Karen Brown is a senior research officer at the Wellcome Unit for the History of Medicine in Oxford, England. She has published a number of articles in journals of African studies, environmental studies, and the history of science.

Daniel Gilfoyle specializes in veterinary history in Africa and has published a number of articles on veterinary medicine in South Africa during the nineteenth and twentieth centuries. He works at the National Archives in London.

Praise For Healing the Herds: Disease, Livestock Economies, and the Globalization of Veterinary Medicine (Ecology & History)
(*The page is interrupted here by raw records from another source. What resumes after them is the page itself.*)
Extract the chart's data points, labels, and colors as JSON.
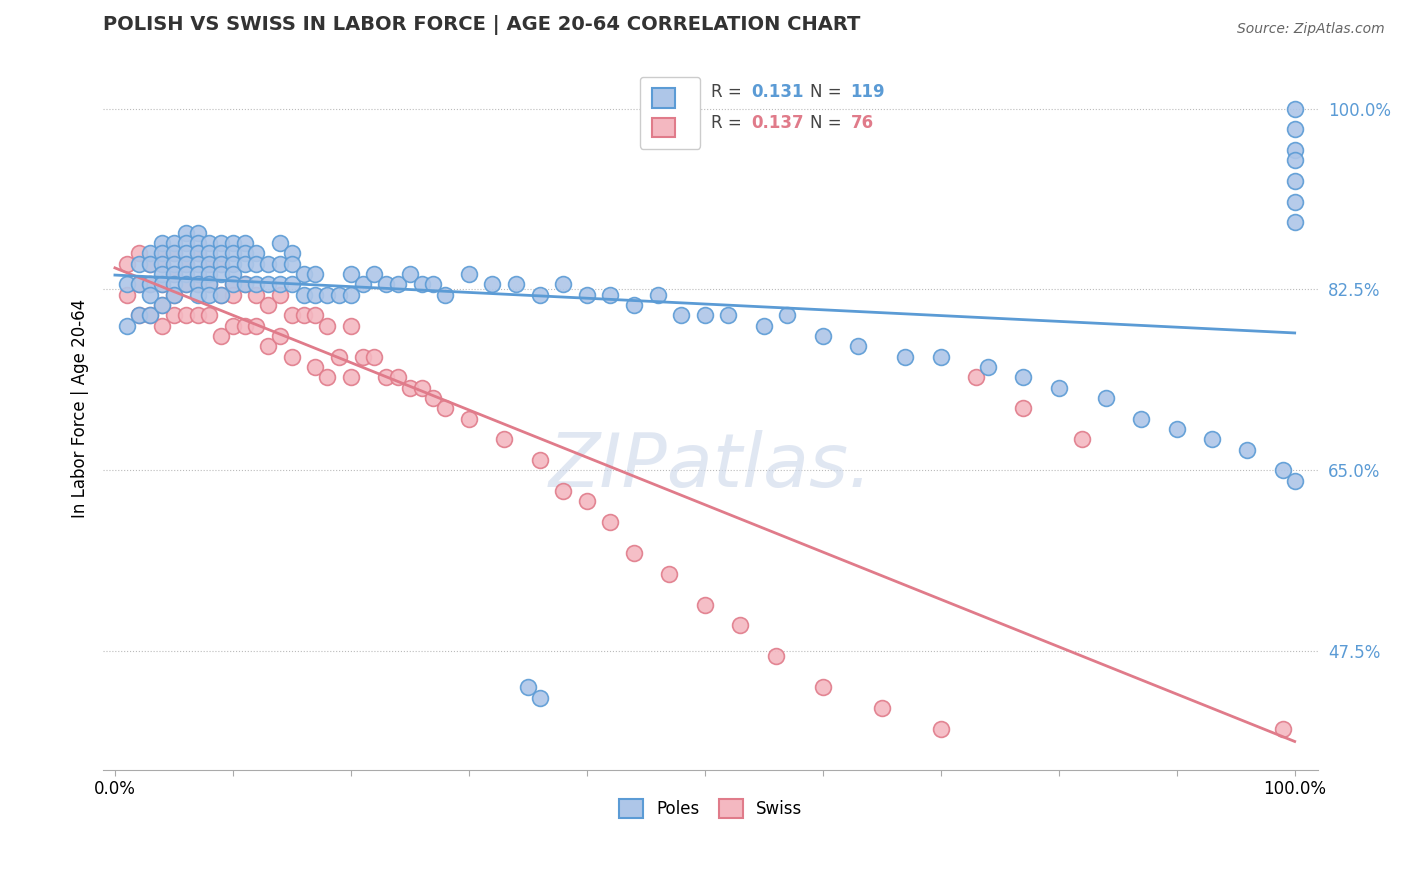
{
  "title": "POLISH VS SWISS IN LABOR FORCE | AGE 20-64 CORRELATION CHART",
  "source_text": "Source: ZipAtlas.com",
  "ylabel": "In Labor Force | Age 20-64",
  "poles_color": "#aec6e8",
  "poles_edge_color": "#5b9bd5",
  "swiss_color": "#f4b8c1",
  "swiss_edge_color": "#e07b8a",
  "trend_poles_color": "#5b9bd5",
  "trend_swiss_color": "#e07b8a",
  "poles_R": 0.131,
  "poles_N": 119,
  "swiss_R": 0.137,
  "swiss_N": 76,
  "watermark": "ZIPatlas.",
  "ytick_vals": [
    0.475,
    0.65,
    0.825,
    1.0
  ],
  "ytick_labels": [
    "47.5%",
    "65.0%",
    "82.5%",
    "100.0%"
  ],
  "xtick_vals": [
    0.0,
    0.1,
    0.2,
    0.3,
    0.4,
    0.5,
    0.6,
    0.7,
    0.8,
    0.9,
    1.0
  ],
  "xtick_labels": [
    "0.0%",
    "",
    "",
    "",
    "",
    "",
    "",
    "",
    "",
    "",
    "100.0%"
  ],
  "poles_x": [
    0.01,
    0.01,
    0.02,
    0.02,
    0.02,
    0.03,
    0.03,
    0.03,
    0.03,
    0.03,
    0.04,
    0.04,
    0.04,
    0.04,
    0.04,
    0.04,
    0.05,
    0.05,
    0.05,
    0.05,
    0.05,
    0.05,
    0.06,
    0.06,
    0.06,
    0.06,
    0.06,
    0.06,
    0.07,
    0.07,
    0.07,
    0.07,
    0.07,
    0.07,
    0.07,
    0.08,
    0.08,
    0.08,
    0.08,
    0.08,
    0.08,
    0.09,
    0.09,
    0.09,
    0.09,
    0.09,
    0.1,
    0.1,
    0.1,
    0.1,
    0.1,
    0.11,
    0.11,
    0.11,
    0.11,
    0.12,
    0.12,
    0.12,
    0.13,
    0.13,
    0.14,
    0.14,
    0.14,
    0.15,
    0.15,
    0.15,
    0.16,
    0.16,
    0.17,
    0.17,
    0.18,
    0.19,
    0.2,
    0.2,
    0.21,
    0.22,
    0.23,
    0.24,
    0.25,
    0.26,
    0.27,
    0.28,
    0.3,
    0.32,
    0.34,
    0.36,
    0.38,
    0.4,
    0.42,
    0.44,
    0.46,
    0.48,
    0.5,
    0.52,
    0.55,
    0.57,
    0.6,
    0.63,
    0.67,
    0.7,
    0.74,
    0.77,
    0.8,
    0.84,
    0.87,
    0.9,
    0.93,
    0.96,
    0.99,
    1.0,
    0.35,
    0.36,
    1.0,
    1.0,
    1.0,
    1.0,
    1.0,
    1.0,
    1.0
  ],
  "poles_y": [
    0.83,
    0.79,
    0.85,
    0.83,
    0.8,
    0.86,
    0.85,
    0.83,
    0.82,
    0.8,
    0.87,
    0.86,
    0.85,
    0.84,
    0.83,
    0.81,
    0.87,
    0.86,
    0.85,
    0.84,
    0.83,
    0.82,
    0.88,
    0.87,
    0.86,
    0.85,
    0.84,
    0.83,
    0.88,
    0.87,
    0.86,
    0.85,
    0.84,
    0.83,
    0.82,
    0.87,
    0.86,
    0.85,
    0.84,
    0.83,
    0.82,
    0.87,
    0.86,
    0.85,
    0.84,
    0.82,
    0.87,
    0.86,
    0.85,
    0.84,
    0.83,
    0.87,
    0.86,
    0.85,
    0.83,
    0.86,
    0.85,
    0.83,
    0.85,
    0.83,
    0.87,
    0.85,
    0.83,
    0.86,
    0.85,
    0.83,
    0.84,
    0.82,
    0.84,
    0.82,
    0.82,
    0.82,
    0.84,
    0.82,
    0.83,
    0.84,
    0.83,
    0.83,
    0.84,
    0.83,
    0.83,
    0.82,
    0.84,
    0.83,
    0.83,
    0.82,
    0.83,
    0.82,
    0.82,
    0.81,
    0.82,
    0.8,
    0.8,
    0.8,
    0.79,
    0.8,
    0.78,
    0.77,
    0.76,
    0.76,
    0.75,
    0.74,
    0.73,
    0.72,
    0.7,
    0.69,
    0.68,
    0.67,
    0.65,
    0.64,
    0.44,
    0.43,
    1.0,
    0.98,
    0.96,
    0.95,
    0.93,
    0.91,
    0.89
  ],
  "swiss_x": [
    0.01,
    0.01,
    0.02,
    0.02,
    0.02,
    0.03,
    0.03,
    0.03,
    0.04,
    0.04,
    0.04,
    0.04,
    0.04,
    0.05,
    0.05,
    0.05,
    0.05,
    0.06,
    0.06,
    0.06,
    0.07,
    0.07,
    0.07,
    0.08,
    0.08,
    0.08,
    0.09,
    0.09,
    0.09,
    0.1,
    0.1,
    0.1,
    0.11,
    0.11,
    0.12,
    0.12,
    0.13,
    0.13,
    0.14,
    0.14,
    0.15,
    0.15,
    0.16,
    0.17,
    0.17,
    0.18,
    0.18,
    0.19,
    0.2,
    0.2,
    0.21,
    0.22,
    0.23,
    0.24,
    0.25,
    0.26,
    0.27,
    0.28,
    0.3,
    0.33,
    0.36,
    0.38,
    0.4,
    0.42,
    0.44,
    0.47,
    0.5,
    0.53,
    0.56,
    0.6,
    0.65,
    0.7,
    0.73,
    0.77,
    0.82,
    0.99
  ],
  "swiss_y": [
    0.85,
    0.82,
    0.86,
    0.83,
    0.8,
    0.85,
    0.83,
    0.8,
    0.86,
    0.85,
    0.83,
    0.81,
    0.79,
    0.86,
    0.84,
    0.82,
    0.8,
    0.85,
    0.83,
    0.8,
    0.86,
    0.83,
    0.8,
    0.85,
    0.83,
    0.8,
    0.85,
    0.82,
    0.78,
    0.83,
    0.82,
    0.79,
    0.83,
    0.79,
    0.82,
    0.79,
    0.81,
    0.77,
    0.82,
    0.78,
    0.8,
    0.76,
    0.8,
    0.8,
    0.75,
    0.79,
    0.74,
    0.76,
    0.79,
    0.74,
    0.76,
    0.76,
    0.74,
    0.74,
    0.73,
    0.73,
    0.72,
    0.71,
    0.7,
    0.68,
    0.66,
    0.63,
    0.62,
    0.6,
    0.57,
    0.55,
    0.52,
    0.5,
    0.47,
    0.44,
    0.42,
    0.4,
    0.74,
    0.71,
    0.68,
    0.4
  ]
}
“The history of veterinary medicine told from anything other than a triumphalist perspective, usually with a nationalist slant, is rare. Essays in this outstanding collection cover rural as well as urban issues in veterinary disease and science from the eighteenth century to the present. The book will attract a wide range of readers from veterinary historians to all those interested in why livestock has been and is important to society.”
— Diana K. Davis, University of California

“This volume represents a compelling call to broaden the territory covered by the history of veterinary medicine and animal health and it is essential reading for those interested in these topics. More broadly, some of its essays should inform studies of colonialism in the modern period, which have too often neglected to examine agriculture, foodways, and notions of environment, health, and disease.”
Journal of the History of Medicine and Allied Sciences

“The essays collected in Healing the Herds are most welcome additions to the existing scholarship on the history of veterinary medicine and livestock disease. The volume should be mandatory reading for specialists in these fields. Those concerned with eighteenth- through twentieth-century colonialism, European state building, and the ecological dynamics of Old World expansion will also find much on offer here.”

“The fine collection compiled by Karen Brown and Daniel Gilfoyle proves that a comparative history of veterinary medicine can be compelling.…By taking the story out of the laboratory and focusing on the political economy of disease and control, they show its significance well beyond animals and vets.”